We proposed a novel method to reduce data size while maintaining the features of ECG signals. Our method does not involve any complex computation used for compressing signals and has a good capability of reconstructing high-sampling-rate signals. There is an example of using the proposed method in our current project. In our project, the wearable ECG monitoring system was used to mainly detect atrial fibrillation (AF), and the detection of premature atrial contraction (PAC) and premature ventricular contraction (PVC) is of secondary importance. However, in our project, the working duration of the wearable device was short, and its battery could not be changed. Therefore, the objective of using the proposed method was to extend the working duration of the wearable device and maintain the detection capacity of the system for the main disease. When the wearable device has a high-level battery, the sampling frequency is 500 Hz. If the battery power becomes lower, the sampling frequency decreases to 250 Hz. In this state, the reconstructed signals may not have high enough quality to provide information on PAV and PVC but still can be used to detect AF from its RR intervals; therefore, the detection of the main disease can still be guaranteed. If the battery becomes lower, the sampling frequency decreases to 125 Hz or less. Finally, the working duration of the wearable device is extended and main disease detection is also guaranteed.
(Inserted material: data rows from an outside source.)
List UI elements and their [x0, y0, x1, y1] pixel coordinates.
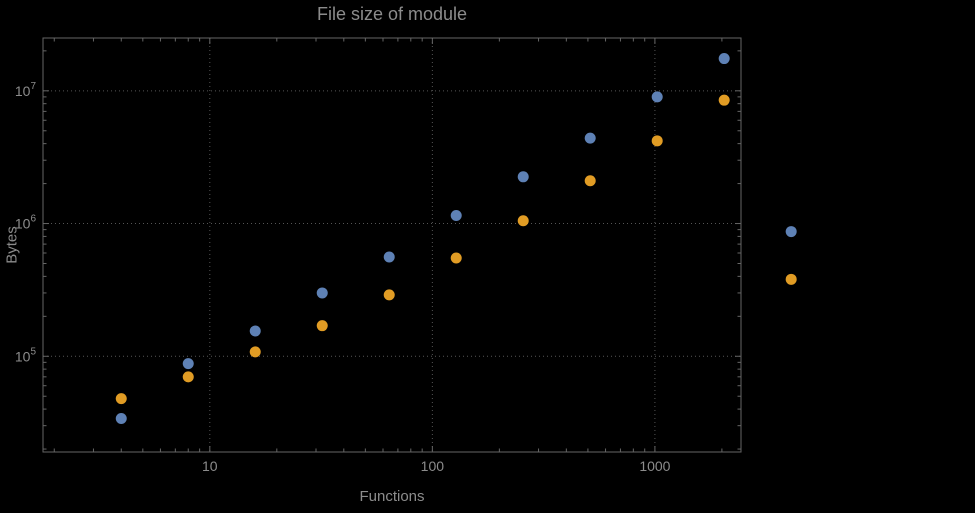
data-point	[450, 209, 462, 221]
y-tick-label: 105	[15, 346, 37, 364]
data-point	[718, 94, 730, 106]
chart-title: File size of module	[316, 4, 468, 24]
data-point	[115, 412, 127, 424]
x-tick-label: 100	[421, 458, 445, 474]
data-point	[651, 135, 663, 147]
data-point	[182, 358, 194, 370]
plot-frame	[42, 37, 742, 453]
data-point	[785, 226, 797, 238]
data-point	[249, 325, 261, 337]
y-tick-label: 106	[15, 214, 37, 232]
data-point	[182, 371, 194, 383]
data-point	[517, 215, 529, 227]
data-point	[517, 171, 529, 183]
data-point	[785, 273, 797, 285]
x-axis-label: Functions	[359, 488, 425, 505]
data-point	[316, 320, 328, 332]
data-point	[718, 53, 730, 65]
data-point	[651, 91, 663, 103]
data-point	[249, 346, 261, 358]
data-point	[584, 132, 596, 144]
data-point	[450, 252, 462, 264]
x-tick-label: 1000	[639, 458, 670, 474]
y-axis-label: Bytes	[3, 226, 21, 264]
data-point	[584, 175, 596, 187]
x-tick-label: 10	[202, 458, 218, 474]
data-point	[383, 251, 395, 263]
data-point	[383, 289, 395, 301]
y-tick-label: 107	[15, 81, 37, 99]
data-point	[316, 287, 328, 299]
data-point	[115, 393, 127, 405]
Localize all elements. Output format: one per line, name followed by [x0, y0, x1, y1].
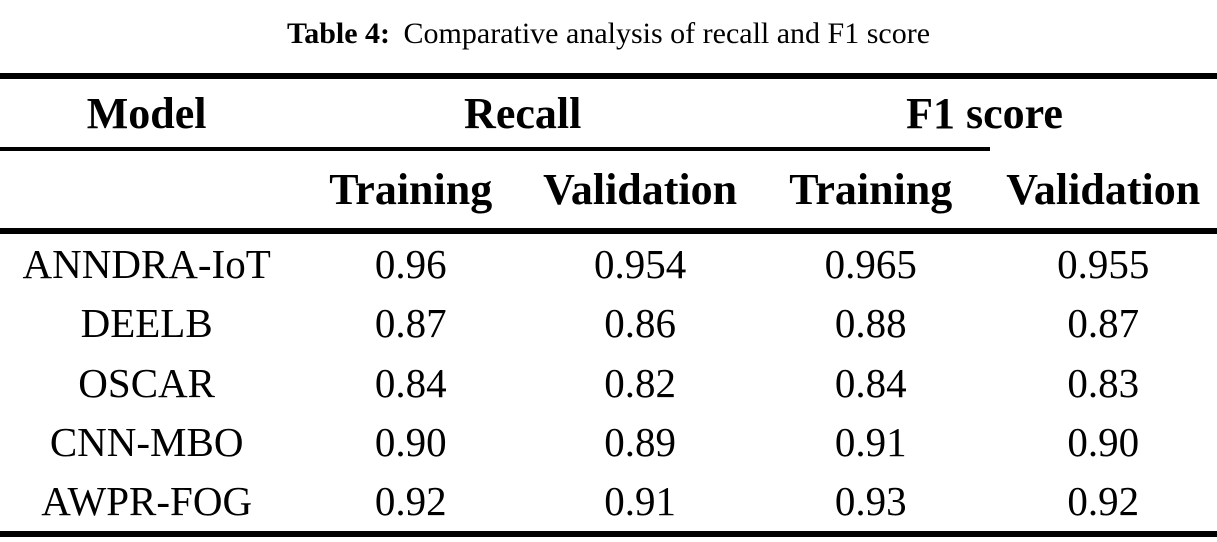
- value-cell: 0.92: [1067, 478, 1140, 525]
- model-cell: CNN-MBO: [49, 418, 244, 465]
- sub-header-recall-training: Training: [329, 165, 493, 214]
- value-cell: 0.91: [604, 478, 676, 525]
- value-cell: 0.83: [1067, 359, 1140, 406]
- value-cell: 0.88: [834, 300, 907, 347]
- value-cell: 0.90: [1067, 418, 1140, 465]
- group-header-recall: Recall: [464, 88, 582, 138]
- table-row: CNN-MBO 0.90 0.89 0.91 0.90: [0, 412, 1217, 471]
- group-header-f1-score: F1 score: [906, 88, 1063, 138]
- table-caption-text: Comparative analysis of recall and F1 sc…: [403, 17, 931, 50]
- table-sub-header-row: Training Validation Training Validation: [0, 151, 1217, 228]
- value-cell: 0.96: [374, 240, 447, 287]
- sub-header-f1-validation: Validation: [1006, 165, 1201, 214]
- table-top-rule: [0, 73, 1217, 79]
- table-partial-mid-rule: [0, 147, 991, 151]
- value-cell: 0.82: [604, 359, 676, 406]
- value-cell: 0.91: [834, 418, 907, 465]
- table-row: DEELB 0.87 0.86 0.88 0.87: [0, 293, 1217, 352]
- value-cell: 0.86: [604, 300, 676, 347]
- column-header-model: Model: [86, 88, 207, 138]
- table-bottom-rule: [0, 531, 1217, 537]
- value-cell: 0.965: [824, 240, 917, 287]
- table-caption-label: Table 4:: [286, 17, 391, 50]
- sub-header-recall-validation: Validation: [543, 165, 738, 214]
- table-row: OSCAR 0.84 0.82 0.84 0.83: [0, 353, 1217, 412]
- table-header-rule: [0, 228, 1217, 234]
- value-cell: 0.955: [1057, 240, 1150, 287]
- value-cell: 0.84: [834, 359, 907, 406]
- value-cell: 0.89: [604, 418, 676, 465]
- value-cell: 0.87: [374, 300, 447, 347]
- value-cell: 0.93: [834, 478, 907, 525]
- model-cell: AWPR-FOG: [41, 478, 253, 525]
- value-cell: 0.954: [594, 240, 687, 287]
- model-cell: ANNDRA-IoT: [22, 240, 271, 287]
- table-body: ANNDRA-IoT 0.96 0.954 0.965 0.955 DEELB …: [0, 234, 1217, 531]
- table-row: AWPR-FOG 0.92 0.91 0.93 0.92: [0, 472, 1217, 531]
- table-group-header-row: Model Recall F1 score: [0, 79, 1217, 147]
- value-cell: 0.84: [374, 359, 447, 406]
- value-cell: 0.92: [374, 478, 447, 525]
- sub-header-f1-training: Training: [789, 165, 953, 214]
- model-cell: OSCAR: [78, 359, 215, 406]
- model-cell: DEELB: [80, 300, 213, 347]
- value-cell: 0.87: [1067, 300, 1140, 347]
- value-cell: 0.90: [374, 418, 447, 465]
- table-row: ANNDRA-IoT 0.96 0.954 0.965 0.955: [0, 234, 1217, 293]
- table-caption: Table 4: Comparative analysis of recall a…: [0, 8, 1217, 60]
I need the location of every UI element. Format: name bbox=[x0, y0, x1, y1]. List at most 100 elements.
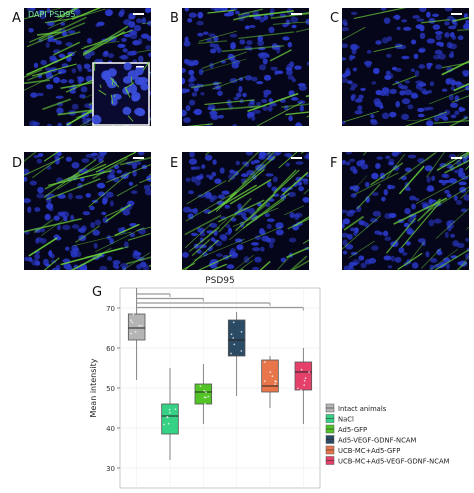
data-point bbox=[140, 324, 143, 327]
box-ad5-vegf-gdnf-ncam bbox=[227, 312, 246, 396]
box-ucb-mc-ad5-gfp bbox=[261, 356, 279, 408]
legend-item: UCB-MC+Ad5-VEGF-GDNF-NCAM bbox=[325, 456, 450, 466]
data-point bbox=[269, 371, 272, 374]
data-point bbox=[296, 387, 299, 390]
micrograph-image bbox=[342, 8, 469, 126]
data-point bbox=[263, 361, 266, 363]
data-point bbox=[304, 377, 307, 380]
panel-letter-d: D bbox=[12, 156, 23, 171]
box-body bbox=[294, 361, 313, 391]
legend-item: Ad5-GFP bbox=[325, 424, 367, 434]
data-point bbox=[240, 350, 243, 352]
y-tick-label: 60 bbox=[106, 345, 115, 353]
scale-bar bbox=[133, 157, 144, 159]
data-point bbox=[303, 384, 306, 386]
fiber-layer bbox=[186, 8, 309, 126]
data-point bbox=[300, 368, 303, 371]
box-nacl bbox=[161, 368, 179, 460]
box-intact-animals bbox=[127, 288, 146, 380]
box-body bbox=[227, 319, 246, 357]
micrograph-image bbox=[342, 152, 469, 270]
box-ad5-gfp bbox=[194, 364, 213, 424]
scale-bar bbox=[451, 13, 462, 15]
scale-bar bbox=[451, 157, 462, 159]
legend-item: Intact animals bbox=[325, 403, 387, 413]
legend-label: Intact animals bbox=[338, 405, 387, 413]
nuclei-layer bbox=[24, 152, 151, 270]
data-point bbox=[167, 422, 170, 425]
micrograph-panel-c bbox=[342, 8, 469, 126]
panel-letter-c: C bbox=[330, 11, 340, 26]
box-body bbox=[261, 359, 279, 393]
data-point bbox=[232, 337, 235, 339]
data-point bbox=[138, 325, 141, 327]
data-point bbox=[274, 383, 276, 385]
scale-bar bbox=[291, 13, 302, 15]
panel-letter-g: G bbox=[92, 285, 103, 300]
box-body bbox=[161, 403, 179, 435]
data-point bbox=[174, 408, 177, 411]
legend-item: UCB-MC+Ad5-GFP bbox=[325, 445, 400, 455]
y-axis-label: Mean intensity bbox=[89, 358, 98, 417]
nuclei-layer bbox=[182, 8, 309, 126]
data-point bbox=[203, 396, 206, 398]
chart-title: PSD95 bbox=[205, 276, 235, 286]
significance-bracket bbox=[136, 306, 304, 311]
micrograph-panel-f bbox=[342, 152, 469, 270]
micrograph-panel-b bbox=[182, 8, 309, 126]
micrograph-image bbox=[182, 8, 309, 126]
legend-label: NaCl bbox=[338, 416, 354, 424]
inset-zoom bbox=[91, 61, 150, 126]
data-point bbox=[271, 375, 274, 378]
data-point bbox=[240, 330, 243, 333]
data-point bbox=[168, 408, 171, 411]
data-point bbox=[205, 396, 207, 399]
micrograph-image bbox=[24, 152, 151, 270]
micrograph-image bbox=[182, 152, 309, 270]
significance-bracket bbox=[136, 302, 271, 306]
panel-letter-e: E bbox=[170, 156, 179, 171]
legend-label: Ad5-VEGF-GDNF-NCAM bbox=[338, 437, 416, 445]
panel-letter-a: A bbox=[12, 11, 21, 26]
data-point bbox=[233, 343, 236, 346]
data-point bbox=[308, 371, 310, 374]
box-body bbox=[194, 383, 213, 405]
fiber-layer bbox=[342, 152, 469, 270]
data-point bbox=[199, 385, 202, 387]
data-point bbox=[132, 313, 135, 316]
legend-label: UCB-MC+Ad5-VEGF-GDNF-NCAM bbox=[338, 458, 450, 466]
data-point bbox=[263, 380, 266, 383]
micrograph-image bbox=[24, 8, 151, 126]
data-point bbox=[230, 333, 233, 336]
y-tick-label: 40 bbox=[106, 425, 115, 433]
data-point bbox=[303, 379, 306, 382]
scale-bar bbox=[291, 157, 302, 159]
nuclei-layer bbox=[342, 152, 469, 270]
panel-a-caption: DAPI PSD95 bbox=[28, 10, 76, 19]
data-point bbox=[130, 332, 132, 335]
data-point bbox=[274, 380, 277, 383]
y-tick-label: 70 bbox=[106, 305, 115, 313]
legend-item: Ad5-VEGF-GDNF-NCAM bbox=[325, 435, 416, 445]
fiber-layer bbox=[182, 152, 309, 270]
y-tick-label: 50 bbox=[106, 385, 115, 393]
fiber-layer bbox=[24, 152, 151, 270]
micrograph-panel-d bbox=[24, 152, 151, 270]
data-point bbox=[205, 391, 207, 394]
micrograph-panel-a bbox=[24, 8, 151, 126]
nuclei-layer bbox=[342, 8, 469, 126]
legend-label: UCB-MC+Ad5-GFP bbox=[338, 447, 400, 455]
significance-bracket bbox=[136, 293, 171, 297]
data-point bbox=[166, 416, 169, 418]
y-tick-label: 30 bbox=[106, 465, 115, 473]
data-point bbox=[230, 352, 233, 355]
data-point bbox=[207, 395, 210, 398]
box-ucb-mc-ad5-vegf-gdnf-ncam bbox=[294, 348, 313, 424]
fiber-layer bbox=[342, 8, 469, 126]
box-plot-svg: PSD95 30 40 50 60 70 Mean intensity Intact anim… bbox=[89, 276, 450, 489]
data-point bbox=[134, 330, 137, 333]
legend-item: NaCl bbox=[325, 414, 354, 424]
data-point bbox=[203, 389, 206, 392]
data-point bbox=[169, 411, 171, 414]
box-body bbox=[127, 313, 146, 341]
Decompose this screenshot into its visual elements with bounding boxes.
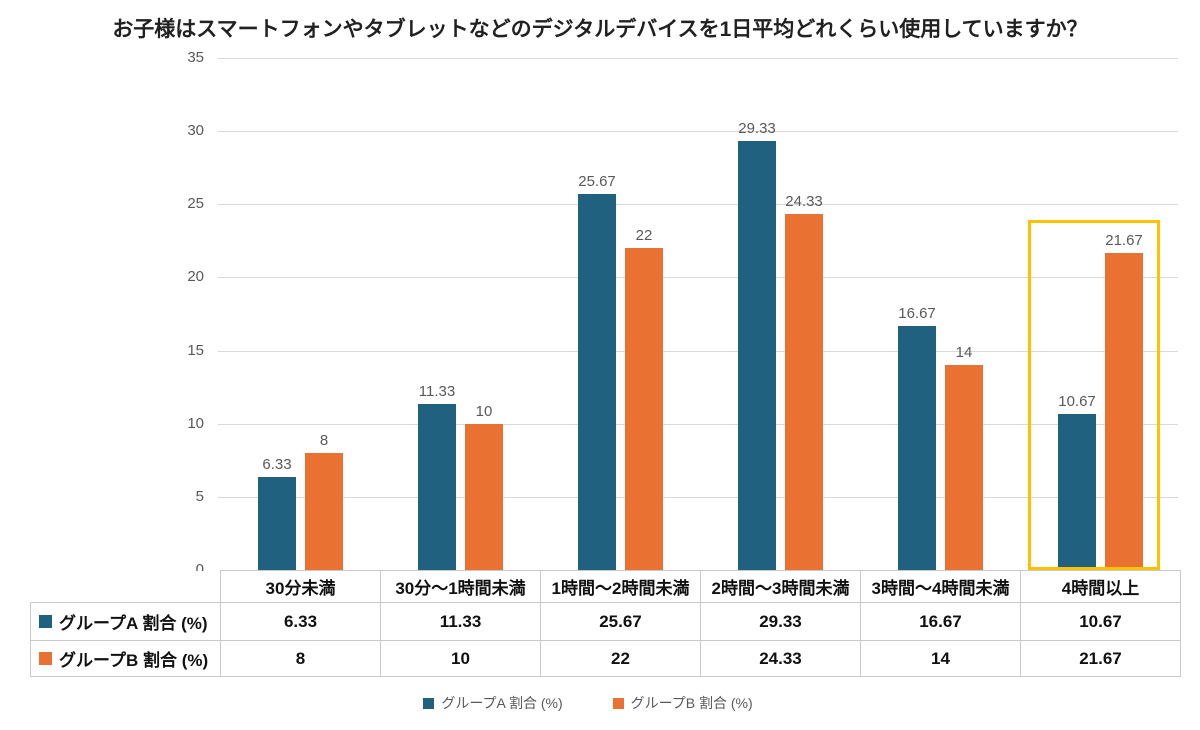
bar-value-label: 22 (635, 227, 653, 244)
column-header: 2時間～3時間未満 (700, 570, 861, 603)
gridline (218, 131, 1178, 132)
bar-group-a-category-5 (1058, 414, 1096, 570)
data-table: 30分未満 30分～1時間未満 1時間～2時間未満 2時間～3時間未満 3時間～… (30, 570, 1181, 677)
bar-value-label: 21.67 (1105, 232, 1143, 249)
bar-value-label: 11.33 (418, 383, 456, 400)
bar-group-a-category-3 (738, 141, 776, 570)
table-cell: 10 (380, 640, 541, 677)
legend-label: グループA 割合 (%) (441, 695, 563, 711)
bar-value-label: 16.67 (898, 305, 936, 322)
gridline (218, 277, 1178, 278)
bar-group-b-category-4 (945, 365, 983, 570)
legend-marker-a-icon (423, 697, 435, 709)
bar-value-label: 29.33 (738, 120, 776, 137)
bar-group-b-category-2 (625, 248, 663, 570)
table-cell: 22 (540, 640, 701, 677)
series-b-marker-icon (39, 652, 52, 665)
bar-group-b-category-3 (785, 214, 823, 570)
y-axis-tick-label: 20 (187, 268, 204, 285)
bar-group-a-category-0 (258, 477, 296, 570)
table-cell: 29.33 (700, 602, 861, 641)
highlight-box-4hours-plus (1028, 220, 1160, 570)
gridline (218, 204, 1178, 205)
bar-value-label: 6.33 (262, 456, 292, 473)
table-row-group-b: グループB 割合 (%) 8 10 22 24.33 14 21.67 (30, 640, 1181, 677)
bar-value-label: 8 (319, 432, 329, 449)
chart-title: お子様はスマートフォンやタブレットなどのデジタルデバイスを1日平均どれくらい使用… (112, 18, 1088, 41)
table-cell: 8 (220, 640, 381, 677)
column-header: 1時間～2時間未満 (540, 570, 701, 603)
row-header-label: グループA 割合 (%) (59, 614, 208, 633)
table-cell: 16.67 (860, 602, 1021, 641)
table-corner-cell (30, 570, 221, 603)
table-header-row: 30分未満 30分～1時間未満 1時間～2時間未満 2時間～3時間未満 3時間～… (30, 570, 1181, 603)
table-row-group-a: グループA 割合 (%) 6.33 11.33 25.67 29.33 16.6… (30, 602, 1181, 641)
legend-item-group-a: グループA 割合 (%) (423, 693, 563, 713)
row-header-group-a: グループA 割合 (%) (30, 602, 221, 641)
bar-group-a-category-2 (578, 194, 616, 570)
column-header: 30分～1時間未満 (380, 570, 541, 603)
bar-group-b-category-5 (1105, 253, 1143, 570)
row-header-group-b: グループB 割合 (%) (30, 640, 221, 677)
bar-value-label: 10 (475, 403, 493, 420)
y-axis-tick-label: 15 (187, 342, 204, 359)
plot-area: 35 30 25 20 15 10 5 0 6.33 11.33 25.67 29.33 16.67 10… (187, 49, 1178, 578)
table-cell: 24.33 (700, 640, 861, 677)
column-header: 3時間～4時間未満 (860, 570, 1021, 603)
y-axis-tick-label: 35 (187, 49, 204, 66)
column-header: 30分未満 (220, 570, 381, 603)
bar-value-label: 24.33 (785, 193, 823, 210)
legend-label: グループB 割合 (%) (630, 695, 753, 711)
bar-group-b-category-1 (465, 424, 503, 570)
bar-value-label: 25.67 (578, 173, 616, 190)
legend-item-group-b: グループB 割合 (%) (612, 693, 753, 713)
y-axis-tick-label: 0 (195, 561, 204, 578)
table-cell: 14 (860, 640, 1021, 677)
row-header-label: グループB 割合 (%) (59, 651, 209, 670)
bar-group-a-category-1 (418, 404, 456, 570)
column-header: 4時間以上 (1020, 570, 1181, 603)
table-cell: 6.33 (220, 602, 381, 641)
bar-value-label: 10.67 (1058, 393, 1096, 410)
table-cell: 25.67 (540, 602, 701, 641)
gridline (218, 497, 1178, 498)
y-axis-tick-label: 30 (187, 122, 204, 139)
table-cell: 11.33 (380, 602, 541, 641)
table-cell: 21.67 (1020, 640, 1181, 677)
y-axis-tick-label: 25 (187, 195, 204, 212)
bar-group-b-category-0 (305, 453, 343, 570)
legend-marker-b-icon (612, 697, 624, 709)
chart-legend: グループA 割合 (%) グループB 割合 (%) (0, 691, 1176, 715)
gridline (218, 424, 1178, 425)
gridline (218, 351, 1178, 352)
table-cell: 10.67 (1020, 602, 1181, 641)
y-axis-tick-label: 10 (187, 415, 204, 432)
series-a-marker-icon (39, 615, 52, 628)
bar-group-a-category-4 (898, 326, 936, 570)
y-axis-tick-label: 5 (195, 488, 204, 505)
bar-value-label: 14 (955, 344, 973, 361)
gridline (218, 58, 1178, 59)
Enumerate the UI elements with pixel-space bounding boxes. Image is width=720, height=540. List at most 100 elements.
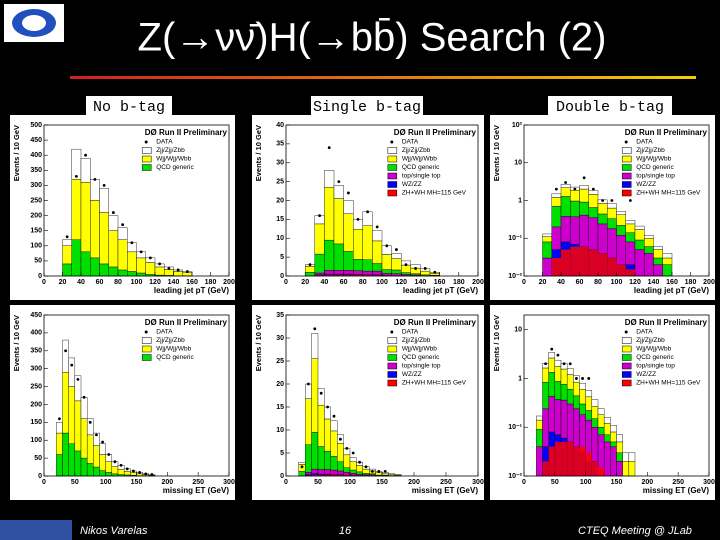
histogram-bar xyxy=(597,427,605,435)
histogram-bar xyxy=(388,473,395,475)
data-point xyxy=(364,465,368,469)
y-tick-label: 150 xyxy=(30,419,42,426)
signal-bar xyxy=(591,461,598,476)
histogram-bar xyxy=(566,374,574,390)
histogram-bar xyxy=(634,249,645,277)
histogram-bar xyxy=(71,148,82,180)
histogram-bar xyxy=(554,399,562,435)
histogram-bar xyxy=(62,239,72,246)
histogram-bar xyxy=(548,352,556,359)
y-tick-label: 300 xyxy=(30,366,42,373)
histogram-bar xyxy=(566,368,574,375)
data-point xyxy=(70,363,74,367)
data-point xyxy=(345,447,349,450)
y-tick-label: 5 xyxy=(280,254,284,261)
histogram-bar xyxy=(68,443,76,477)
histogram-bar xyxy=(607,218,617,229)
x-tick-label: 100 xyxy=(580,479,592,486)
histogram-bar xyxy=(362,259,373,272)
y-axis-label: Events / 10 GeV xyxy=(12,125,21,181)
x-tick-label: 60 xyxy=(96,279,104,286)
histogram-bar xyxy=(625,223,636,233)
histogram-bar xyxy=(343,213,354,252)
legend-swatch xyxy=(387,354,398,361)
histogram-bar xyxy=(362,468,370,474)
data-point xyxy=(101,440,104,444)
histogram-bar xyxy=(333,185,344,199)
x-tick-label: 50 xyxy=(551,479,559,486)
histogram-bar xyxy=(560,368,568,385)
legend-swatch xyxy=(387,164,398,171)
histogram-bar xyxy=(548,357,556,373)
x-tick-label: 80 xyxy=(359,279,367,286)
histogram-bar xyxy=(610,431,617,443)
y-tick-label: 40 xyxy=(276,122,284,129)
histogram-bar xyxy=(588,207,599,218)
signal-bar xyxy=(625,269,635,276)
histogram-bar xyxy=(554,366,562,382)
histogram-bar xyxy=(579,188,589,203)
histogram-bar xyxy=(662,253,673,259)
data-point xyxy=(385,244,389,248)
x-tick-label: 100 xyxy=(131,279,143,286)
data-point xyxy=(113,460,117,464)
x-tick-label: 100 xyxy=(376,279,388,286)
legend-swatch xyxy=(141,147,152,154)
histogram-bar xyxy=(324,239,335,271)
histogram-bar xyxy=(164,269,174,276)
histogram-bar xyxy=(127,251,137,272)
histogram-bar xyxy=(362,211,373,226)
histogram-bar xyxy=(570,200,580,218)
y-tick-label: 10 xyxy=(276,427,284,434)
legend-label: Zjj/Zjj/Zbb xyxy=(156,337,185,344)
data-point xyxy=(132,469,135,473)
signal-bar xyxy=(573,446,580,476)
histogram-bar xyxy=(644,246,654,254)
column-label-bg xyxy=(86,96,172,116)
histogram-bar xyxy=(616,441,623,453)
x-tick-label: 60 xyxy=(576,279,584,286)
y-tick-label: 25 xyxy=(276,358,284,365)
signal-bar xyxy=(579,246,589,276)
y-tick-label: 10² xyxy=(512,122,523,129)
histogram-bar xyxy=(401,264,412,273)
legend-swatch xyxy=(141,164,152,171)
histogram-bar xyxy=(90,257,100,277)
histogram-bar xyxy=(597,203,608,215)
chart: 0 5 10 15 20 25 30 35 40 0 20 40 60 80 100 120 140 160 180… xyxy=(252,115,484,300)
data-point xyxy=(575,377,578,380)
histogram-bar xyxy=(86,418,94,436)
x-tick-label: 150 xyxy=(376,479,388,486)
x-tick-label: 80 xyxy=(594,279,602,286)
histogram-bar xyxy=(324,469,331,475)
histogram-bar xyxy=(597,223,608,254)
legend-swatch xyxy=(387,172,398,180)
data-point xyxy=(150,473,154,476)
histogram-bar xyxy=(362,225,373,260)
histogram-bar xyxy=(356,473,363,476)
histogram-bar xyxy=(108,230,119,268)
data-point xyxy=(366,210,369,214)
histogram-bar xyxy=(536,429,543,447)
legend-title: DØ Run II Preliminary xyxy=(145,318,228,327)
data-point xyxy=(544,362,547,366)
data-point xyxy=(358,460,361,464)
legend-title: DØ Run II Preliminary xyxy=(625,128,708,137)
x-tick-label: 250 xyxy=(672,479,684,486)
histogram-bar xyxy=(551,206,562,228)
histogram-bar xyxy=(108,215,119,231)
data-point xyxy=(423,267,427,270)
x-tick-label: 180 xyxy=(685,279,697,286)
legend-swatch xyxy=(621,189,632,197)
x-tick-label: 80 xyxy=(114,279,122,286)
x-tick-label: 20 xyxy=(301,279,309,286)
x-tick-label: 140 xyxy=(168,279,180,286)
histogram-bar xyxy=(548,396,556,433)
histogram-bar xyxy=(356,465,363,473)
legend-swatch xyxy=(621,155,632,163)
data-point xyxy=(76,378,80,381)
data-point xyxy=(158,262,162,266)
histogram-bar xyxy=(314,272,325,276)
data-point xyxy=(144,472,148,476)
column-label-bg xyxy=(548,96,672,116)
To our best knowledge, this work is the first attempt to use a deep learning network to reconstruct a signal and use a down-sampling operation to compress signals. Although the performance is in line with our expectations, it still has many limitations. The first limitation is the fixed sampling frequency. We plan to investigate the relationship between the sampling frequency and the ECG signal quality. When the ECG signal has good quality, the sampling frequency decreases. However, when the ECG signal has poor quality, the sampling frequency remains high to retain the detail of the signal. Moreover, we also plan to propose a more flexible structure for the network in our next work. The second limitation is that the quality of the reconstructed signal is highly relied on trained signals. We will expand the types of training data and improve the quality of training data. Meanwhile, we will validate the possibility that the network can remove noises when reconstructing signals.

5. Conclusions

In a wearable ECG monitoring device, the significant data size results in large energy consumption during wireless transmission and compression computation, thereby decreasing its monitoring duration. For our three-lead wearable ECG monitoring system, we developed a novel method to handle this problem. Our method utilizes a down-sampling operation to compress ECG signals and uses a proposed signal-referenced network to reconstruct the compressed signal. The down-sampling operation can be implemented in any wearable device and does not have any requirement for computing capability and memory. We validated the signal-referenced network on the CPSC 2018 database, and the experimental result shows an adequate performance of reconstructing high-sampling-rate signals. Our future objective is to develop a more flexible structure to support more sampling rates and reconstruct high-sampling-rate signals better.